For the measurement of ionising radiation

  • The Radiac Survey Meter No 2 or RSM was a 1955 meter which counted the particles produced by radioactive decay. This meter suffered from a number of disadvantages: it required three different types of obsolete batteries, it also contained delicate valves that were liable to failure and it had to be operated from outside the protection of the post. These were favored as they had been tested on fallout in Australia after the Operation Buffalo nuclear tests, and remained in use until 1982 by commissioning a manufacturer to regularly produce special production runs of the obsolete batteries. Within the ROC the RSM was superseded in 1958 by the FSM and the RSM retained only for post attack mobile monitoring missions.
  • The Fixed Survey Meter or FSM introduced in 1958, could be operated from within the post with a cable leading to the detector mounted externally and protected by a polycarbinate dome. The FSM used the same obsolete high voltage batteries as the RSM. In 1985 this instrument was replaced by the PDRM 82(F).
  • The PDRM82 or Portable Dose Rate Meter and the desktop fixed PDRM 82(F) version of the same meter, that were manufactured by Plessey and introduced during the 1980s, gave more accurate readings and used standard 'D' cell torch batteries that lasted many times longer, up to 400 hours of operation. The compact and robust instruments were housed in sturdy orange coloured polycarbinate cases and had clear liquid crystal displays.
  • The Dosimeter pocket meters were issued to individual observers for measuring their personal levels of radiation absorption during operations. Three different grades of dosimeter were used, depending on ambient radiation levels. The original hand wound and temperamental dosimeter charging units were replaced during the 1980s by battery operated automatic charging units.

Civil Defence MedalEdit

The Civil Defence Medal was instituted March 1961 and awarded for 15 years sparetime service in a variety of different organizations including; Auxiliary Fire Service, National Hospital Service Reserve, Civil Defence Corps and the United Kingdom Warning and Monitoring Organisation.

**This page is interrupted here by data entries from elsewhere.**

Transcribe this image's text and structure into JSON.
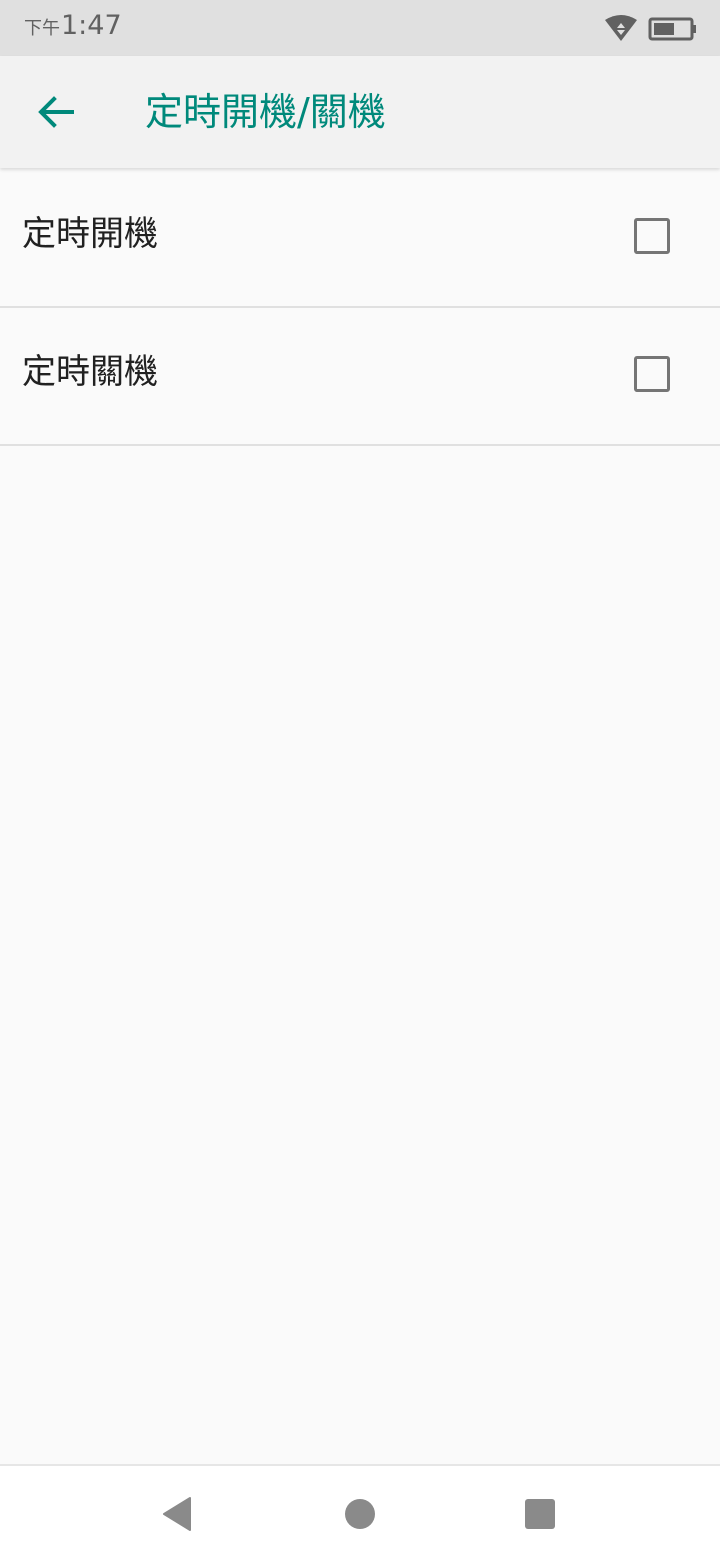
{
  "status_bar": {
    "ampm": "下午",
    "time": "1:47",
    "icons": [
      "wifi-icon",
      "battery-icon"
    ]
  },
  "app_bar": {
    "back_icon": "arrow-left-icon",
    "title": "定時開機/關機"
  },
  "preferences": [
    {
      "label": "定時開機",
      "checked": false
    },
    {
      "label": "定時關機",
      "checked": false
    }
  ],
  "nav_bar": {
    "icons": [
      "nav-back-icon",
      "nav-home-icon",
      "nav-recents-icon"
    ]
  },
  "colors": {
    "accent": "#00897b",
    "status_bar_bg": "#e0e0e0",
    "app_bar_bg": "#f2f2f2",
    "background": "#fafafa",
    "text_primary": "#212121",
    "checkbox_border": "#757575",
    "nav_icon": "#8a8a8a"
  }
}
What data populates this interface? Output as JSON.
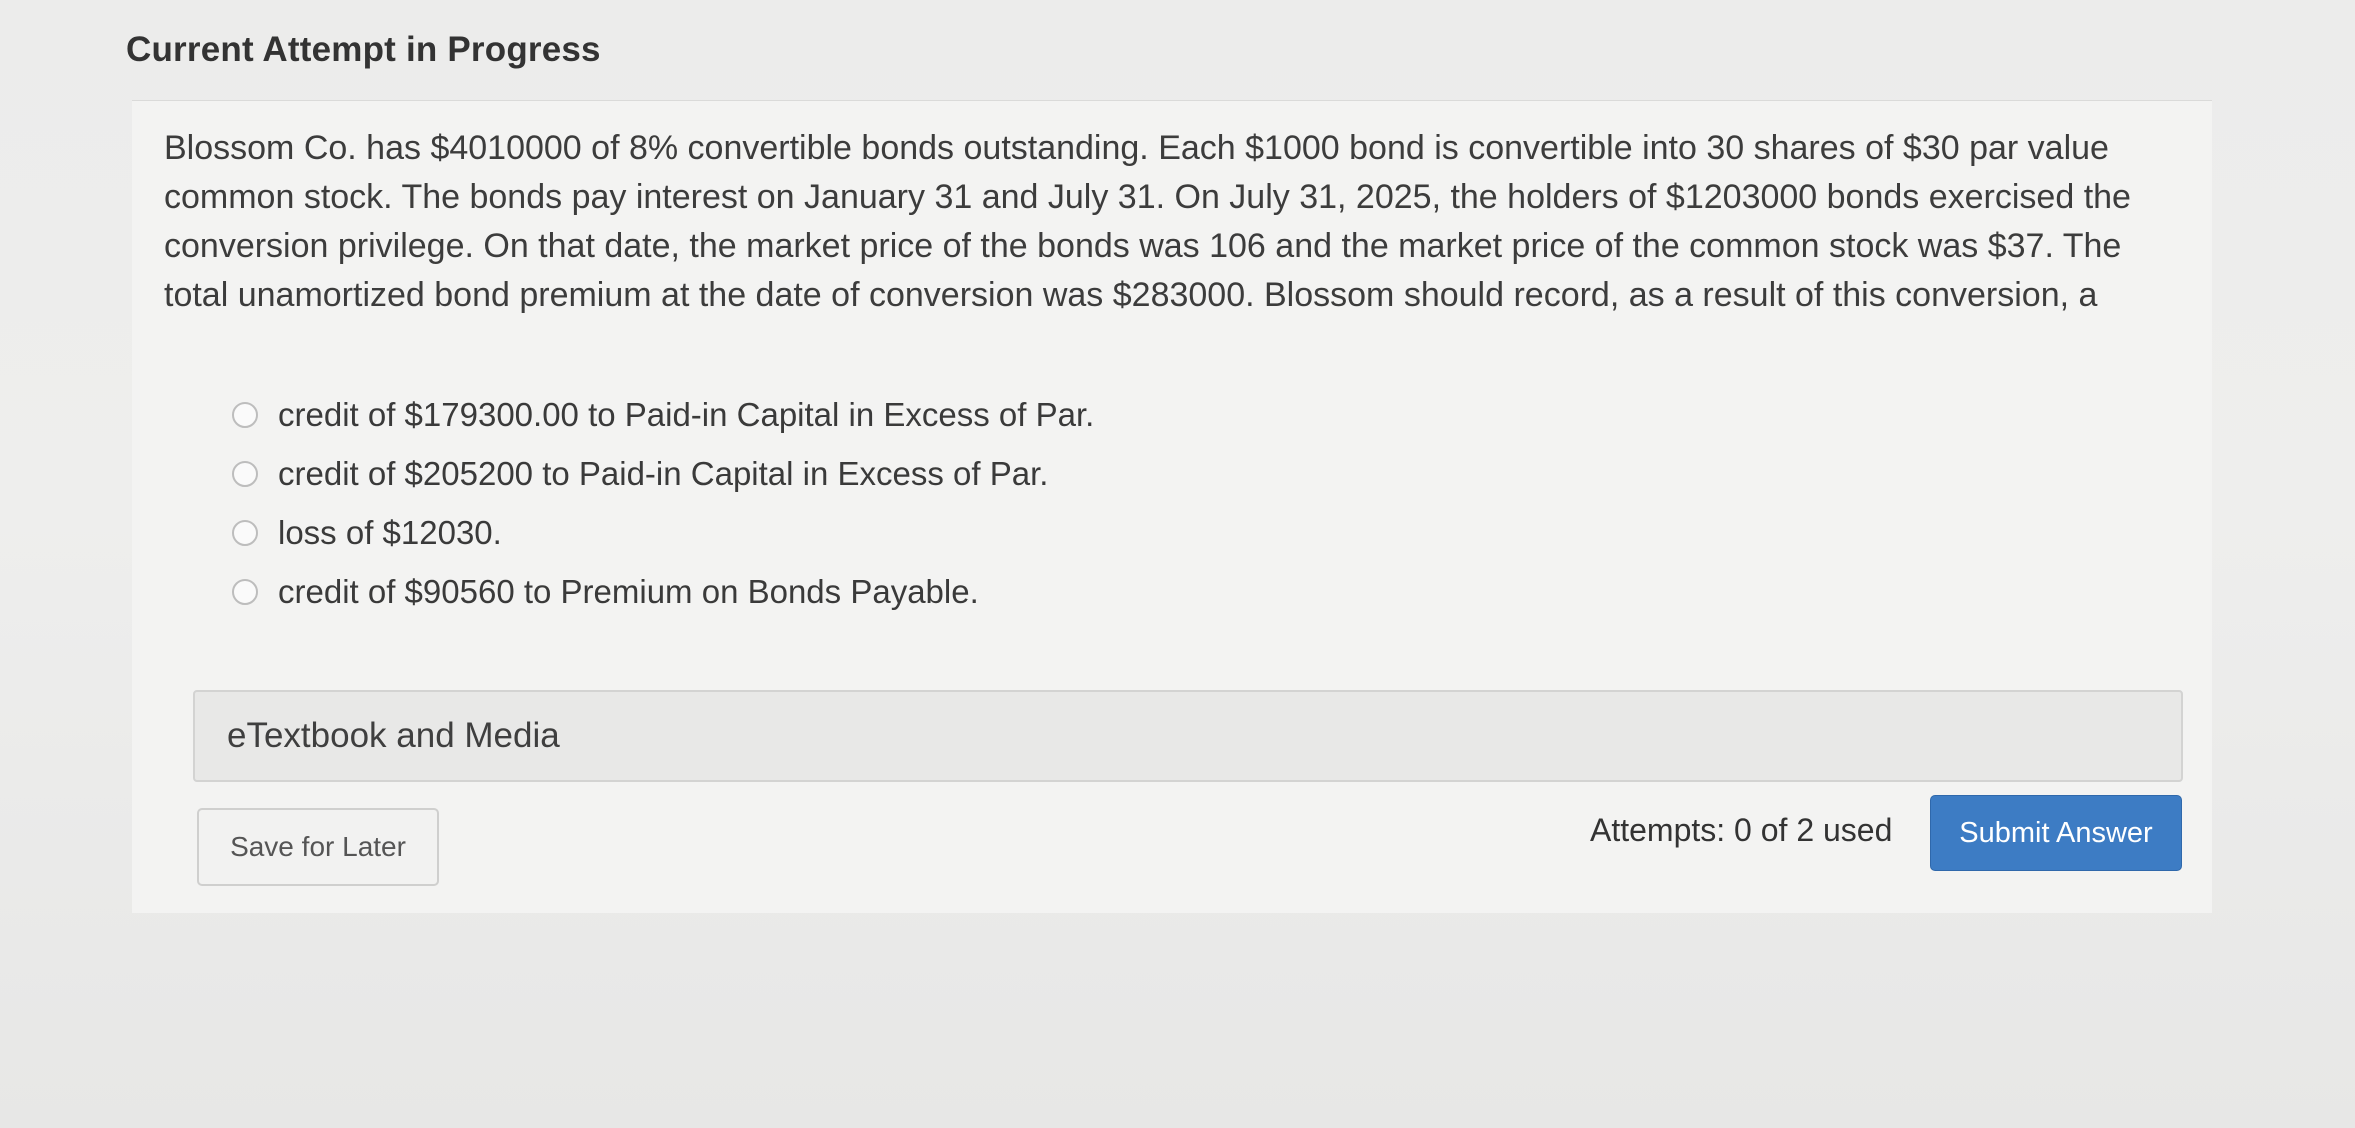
{
  "header": {
    "title": "Current Attempt in Progress"
  },
  "question": {
    "text": "Blossom Co. has $4010000 of 8% convertible bonds outstanding. Each $1000 bond is convertible into 30 shares of $30 par value common stock. The bonds pay interest on January 31 and July 31. On July 31, 2025, the holders of $1203000 bonds exercised the conversion privilege. On that date, the market price of the bonds was 106 and the market price of the common stock was $37. The total unamortized bond premium at the date of conversion was $283000. Blossom should record, as a result of this conversion, a"
  },
  "options": [
    {
      "label": "credit of $179300.00 to Paid-in Capital in Excess of Par."
    },
    {
      "label": "credit of $205200 to Paid-in Capital in Excess of Par."
    },
    {
      "label": "loss of $12030."
    },
    {
      "label": "credit of $90560 to Premium on Bonds Payable."
    }
  ],
  "resources": {
    "etextbook_label": "eTextbook and Media"
  },
  "footer": {
    "save_label": "Save for Later",
    "attempts_text": "Attempts: 0 of 2 used",
    "submit_label": "Submit Answer"
  },
  "colors": {
    "submit_button": "#3d7cc4",
    "background": "#ececeb"
  }
}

Oval medallion 38mm high by 32mm wide in cupro-nickel. Obverse; the crowned head of Queen Elizabeth II and the legend ELIZABETH II DEI GRATIA REGINA FID. DEF. The reverse depicts three shields bearing the initials of the three main services "CD", "AFS" and "NHSR" with an oak branch in the background. A separate Northern Ireland version existed with the lower shields bearing "AFRS" and "HRS". A bar clasp bearing "LONG SERVICE" was issued for each further period of 12 years service. The ribbon was dark blue with three stripes of yellow red and green. (the yellow worn furthest from the left shoulder.)


The medals were issued named around the edge of the medal


With the disbandment of the Auxiliary Fire Service, National Hospital Service Reserve, United Kingdom Warning and Monitoring Organisation and the Civil Defence Corps the Civil Defence Medal is no longer awarded on the UK mainland although it is retained and is still awarded on the Isle of Man and the Channel Islands.


When the UKWMO was disbanded, and the ROC stood-down, the government referred to "possible future developments and improvements in automated nuclear explosion and fallout detection from remote sensors", but it is unlikely that any such system has yet to be developed or installed. Civil nuclear defence since 1992 has been devolved to UK local authories as an addition to their routine emergency planning responsibilities and under direction of the government's Civil Contingencies Secretariat but the four minute warning air raid alert system no longer operates.